三个月前,终于开班了,历经一年半的读书会准备,看着班里师兄们熟悉的面孔,我心里很欢喜。
  “在社会上,从个人做事形成的‘我执’到团体做事形成的‘团体我执’,是非常普遍的,甚至佛教界也不例外。之所以出现这个问题,是因为我们常常分不清‘无私’和‘我执’。”—济群法师 《无我利他的实践》
  带班三个月,我有掉入披着“无私”外衣的“我执”中吗?当然有!
  开班前,一次次的实习辅导员培训中,我们一遍又一遍地学习辅导员的定位。我当时想,“把自己的位置放准了,一切都是因缘,带班时,我应该不会紧张的”。可当第一次带班,坐在师兄们中间时,我的心就开始忽上忽下,虽然面上带着微笑,心里却谨防大家提出难以回答的问题,暴露自己的不足。这个班是我从头参与创建,和个别师兄非常熟悉,这是“我的”班的感觉,不断在心里横冲直撞,我需要花费很大的能量一次次去把这种感觉给“看”起来。心粘着的能力真是任运,我看到了自己的“病症”。
  有一次和同期开班的一位实习辅导员师兄聊天,他说到班上有几位师兄提出不想学了,当时我也安慰了这位辅导员师兄几句不痛不痒的话。回过头却发现,自己心里居然有窃喜。原来不是我一个人带班会出现违缘,你的班上有想要退出的学员,那我班上有同样的情况,也是正常呀!我被自己的这种想法吓了一跳。我不是要修菩提心吗,不是要修平等心吗,为什么自己带的班有师兄生退心,我会积极创造因缘去帮助他,别的班的师兄生退心,我却窃喜。这“我的”“他的”的隔阂,就这样清清楚楚站在我面前。
  原来,即使我带病带班,即使我用心准备法义,即使我关心班级师兄,所有这些外在看上去那么无私的行为下,“我执”已经偷偷潜入。如果没有布萨的这次学习,我早已敌我不分还沾沾自喜。

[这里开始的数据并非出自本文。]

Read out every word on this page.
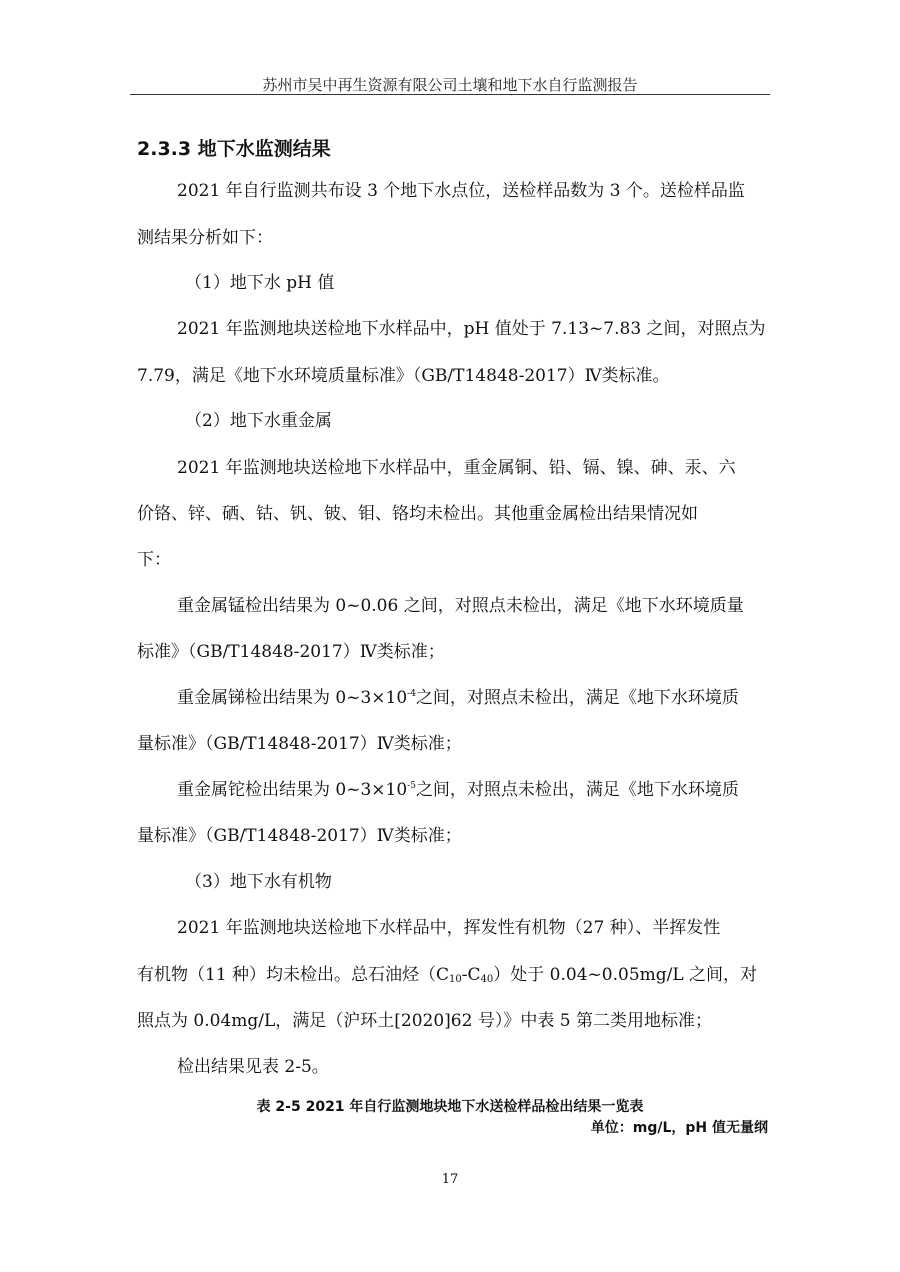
苏州市吴中再生资源有限公司土壤和地下水自行监测报告
2.3.3 地下水监测结果
2021 年自行监测共布设 3 个地下水点位，送检样品数为 3 个。送检样品监
测结果分析如下：
（1）地下水 pH 值
2021 年监测地块送检地下水样品中，pH 值处于 7.13~7.83 之间，对照点为
7.79，满足《地下水环境质量标准》（GB/T14848-2017）Ⅳ类标准。
（2）地下水重金属
2021 年监测地块送检地下水样品中，重金属铜、铅、镉、镍、砷、汞、六
价铬、锌、硒、钴、钒、铍、钼、铬均未检出。其他重金属检出结果情况如
下：
重金属锰检出结果为 0~0.06 之间，对照点未检出，满足《地下水环境质量
标准》（GB/T14848-2017）Ⅳ类标准；
重金属锑检出结果为 $0\sim 3\times 10^{-4}$之间，对照点未检出，满足《地下水环境质
量标准》（GB/T14848-2017）Ⅳ类标准；
重金属铊检出结果为 $0\sim 3\times 10^{-5}$之间，对照点未检出，满足《地下水环境质
量标准》（GB/T14848-2017）Ⅳ类标准；
（3）地下水有机物
2021 年监测地块送检地下水样品中，挥发性有机物（27 种）、半挥发性
有机物（11 种）均未检出。总石油烃$(C_{10}-C_{40})$处于 0.04~0.05mg/L 之间，对
照点为 0.04mg/L，满足（沪环土[2020]62 号）》中表 5 第二类用地标准；
检出结果见表 2-5。
表 2-5 2021 年自行监测地块地下水送检样品检出结果一览表
单位：mg/L，pH 值无量纲
17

  “如何解决这个问题?一方面是要加强修学,通过不断闻法和思维来调整心行;另一方面,则要有一套切实有效的机制作为保护。这套机制可以起到两个作用,一是像红绿灯,告诉你什么时候该做什么;二是像安全带,当你飘飘然忘乎所以的时候,把你及时地拉回来,而不是一头栽倒底。” —济群法师 《无我利他的实践》
  在实习辅导员培训期间,“模式”二字,是被提到频率最高的。模式的传承,也是辅导员带班中的一个重要任务。嗯,是的,是红路灯,是安全带,我更觉得模式是一把锋利的宝剑,战魔杀魔。从班级共修的方法,到自修的情况,我都在班级里一一落实模式,努力做到不增不减。有师兄提出说,小组共修可以每个人分配任务,各领题目,这样共修时可以提高效率。哈!凡夫真能自创模式啊(虽然师兄是好意),我得亮出“尚方宝剑”,让他们知道不可以!有师兄提出五分钟的分享时间太短,又有师兄提出在每位师兄分享后大家可以做些讨论,不行不行,“尚方宝剑”在此,谁敢乱改模式!我以为,我把模式传承得很好,我以为,我做对了!
  直到六月的布萨,反复读导师的这段话,我发现,我似乎把自己当成了红绿灯,模式是我,我就是模式。我手握“尚方宝剑”,看到的都是别人身上的魔,战魔战得忘乎所以,飘飘然!可学佛,首先是真诚,以佛法为镜,真诚地面对自己身上的问题,真诚地看到自己的病症。那把宝剑,斩的是自己的魔,战的是自己啊!我之所以拿着模式面对师兄,正是不知该如何去面对班级师兄们的困惑,没有把模式真正消化,真正理解,变成自己内心的养分;更没有用心去了解师兄们的困惑和困难,可以既尊重他们的缘起,又以自己的分享与他们沟通,而不仅仅是粗暴简单的以“模式不是这样的”来解决,方便快速。我雄赳赳气昂昂地拿着模式的宝剑,走在轮回的路上!想到此,汗湿衣襟!
  上周带班共修,看着围桌而坐的师兄们,心里生起无限的感恩。智维何德何能,在一个都市道场里,有这么多师兄用最珍贵的人生来陪伴我,让我不断看到自己的不足,让我不断看到前行的方向!阿弥陀佛,世人皆菩萨,唯我一人是凡夫啊!